Naturally, my first image was of some modern day Galileo in his backyard with a telescope from the Sears catalog. That naive picture vaporized faster than a Klingon zapped by photon torpedo. Not only is the Sears catalog no more, even the highest-powered telescope can’t plumb the depths of interstellar space to that degree.

Instead, these volunteer geeks — I can call them that, having been a slide-rule-slinging member of the group in high school — go online to the planethunters.org website, one of the Zooniverse projects.

For those of you too young to remember, a slide rule was non-electronic calculating tool good for roots and logarithms. And while I owned one in school, I never carried it around in a holster, like the hard-core geeks did. I quit the geek squad when I discovered theater. After becoming (in my own mind) a star, science seemed too dry and boring ... and didn’t make it with girls.

Anyway, these planet hunter volunteers pore over data collected by NASA’s Kepler telescope, launched three years ago. How come amateurs are finding these planets and not the professional researchers? In a nutshell, it seems there’s lots more planets out there than eyeballs looking for them.

Figures suggest there are a minimum of 100 billion planets in our Milky Way galaxy, at least 17 billion of them the size of our own. (OK, but what are the odds of finding a decent restaurant on one of them?)

A star’s light dims when a planet passes between it and the observer; think of an eclipse. When a volunteer finds evidence of a “transit,” as the passing of a planet is called, he or she forwards it on and professional scientists confirm it.

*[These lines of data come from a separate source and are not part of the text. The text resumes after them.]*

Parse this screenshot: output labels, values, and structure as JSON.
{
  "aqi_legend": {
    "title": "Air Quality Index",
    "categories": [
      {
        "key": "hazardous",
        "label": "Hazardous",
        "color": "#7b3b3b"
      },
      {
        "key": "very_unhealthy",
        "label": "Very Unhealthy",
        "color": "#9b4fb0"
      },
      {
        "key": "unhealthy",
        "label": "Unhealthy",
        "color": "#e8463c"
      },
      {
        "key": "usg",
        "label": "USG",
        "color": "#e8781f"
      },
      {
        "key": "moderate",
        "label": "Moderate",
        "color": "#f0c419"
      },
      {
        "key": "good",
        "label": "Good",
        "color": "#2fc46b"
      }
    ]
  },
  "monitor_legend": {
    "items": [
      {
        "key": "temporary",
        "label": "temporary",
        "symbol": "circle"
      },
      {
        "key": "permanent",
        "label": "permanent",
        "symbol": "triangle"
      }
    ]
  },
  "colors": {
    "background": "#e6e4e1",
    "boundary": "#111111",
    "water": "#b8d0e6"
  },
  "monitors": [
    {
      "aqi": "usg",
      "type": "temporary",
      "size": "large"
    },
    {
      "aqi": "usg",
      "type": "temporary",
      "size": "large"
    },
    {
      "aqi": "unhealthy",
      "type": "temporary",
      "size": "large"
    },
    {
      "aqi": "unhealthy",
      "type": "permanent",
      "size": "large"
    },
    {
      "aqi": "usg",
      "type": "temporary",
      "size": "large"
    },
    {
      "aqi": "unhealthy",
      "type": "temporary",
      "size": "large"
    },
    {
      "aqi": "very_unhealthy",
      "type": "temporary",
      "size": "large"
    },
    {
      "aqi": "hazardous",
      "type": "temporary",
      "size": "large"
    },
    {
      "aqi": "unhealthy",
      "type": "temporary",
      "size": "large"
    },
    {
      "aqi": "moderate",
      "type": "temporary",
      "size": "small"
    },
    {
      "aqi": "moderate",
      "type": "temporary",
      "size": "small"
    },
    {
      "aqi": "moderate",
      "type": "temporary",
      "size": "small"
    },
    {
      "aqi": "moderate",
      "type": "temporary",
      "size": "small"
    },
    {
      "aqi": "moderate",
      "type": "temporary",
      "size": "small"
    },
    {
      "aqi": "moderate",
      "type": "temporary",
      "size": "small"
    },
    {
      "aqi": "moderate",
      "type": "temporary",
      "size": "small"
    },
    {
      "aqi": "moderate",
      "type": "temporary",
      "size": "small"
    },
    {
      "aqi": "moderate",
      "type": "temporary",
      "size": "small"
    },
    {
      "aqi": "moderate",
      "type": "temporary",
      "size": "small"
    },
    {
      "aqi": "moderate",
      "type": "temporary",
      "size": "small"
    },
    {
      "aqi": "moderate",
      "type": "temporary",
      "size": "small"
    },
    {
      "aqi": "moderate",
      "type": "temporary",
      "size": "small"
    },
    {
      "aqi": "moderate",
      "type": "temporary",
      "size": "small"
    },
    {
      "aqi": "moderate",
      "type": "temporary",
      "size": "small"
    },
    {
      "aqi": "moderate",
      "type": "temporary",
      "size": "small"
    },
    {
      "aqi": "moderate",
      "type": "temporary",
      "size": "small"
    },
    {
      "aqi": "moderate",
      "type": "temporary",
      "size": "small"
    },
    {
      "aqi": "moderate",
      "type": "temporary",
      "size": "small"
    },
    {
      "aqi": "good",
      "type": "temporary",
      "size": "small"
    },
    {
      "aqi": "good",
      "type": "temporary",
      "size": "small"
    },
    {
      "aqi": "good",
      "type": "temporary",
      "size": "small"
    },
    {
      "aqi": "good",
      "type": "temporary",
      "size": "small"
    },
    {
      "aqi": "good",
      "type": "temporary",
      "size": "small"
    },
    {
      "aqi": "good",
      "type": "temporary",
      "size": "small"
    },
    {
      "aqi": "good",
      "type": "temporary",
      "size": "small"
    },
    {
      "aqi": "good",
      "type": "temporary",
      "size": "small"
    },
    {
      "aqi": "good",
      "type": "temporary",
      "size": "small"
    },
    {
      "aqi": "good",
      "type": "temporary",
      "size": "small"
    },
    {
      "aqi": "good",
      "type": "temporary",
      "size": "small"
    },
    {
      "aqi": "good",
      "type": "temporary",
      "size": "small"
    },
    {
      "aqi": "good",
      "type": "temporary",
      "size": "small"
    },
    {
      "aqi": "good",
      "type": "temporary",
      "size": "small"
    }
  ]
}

Think of it: Thanks to the World Wide Web, you and I can be 21st century Galileos. What an extraordinary tool for education. Instead of getting second-hand information from a text book, students can become part of the process of scientific discovery.

My impression — that of a layman who remembers (vaguely) the launch of Sputnik — is there is a very strong sense now in the scientific world and in the broader community, that life abounds in the cosmos. When I was a boy, it seems to me, the prevailing view of the universe was that of a cold, barren, hostile void. This change in perception — real or imagined — reminds me of a poem by 2011 Nobel Laureate, Swede Tomas Transtromer.

The last three lines of Transtromer’s “Vermeer” read:

“And what is empty turns its face to us

and whispers:

‘I am not empty, I am open.’”

It was 403 years ago this month when Galileo first observed what he eventually concluded were satellites of the planet Jupiter, a nail in the coffin for the earth-centered view of the universe and the birth of modern astronomy.

What extraordinary discoveries will be made over the next 400 years? The only thing more exciting than those potential discoveries, is the possibility that each and every one of us can contribute. If you get to work, you may have a planet named after you.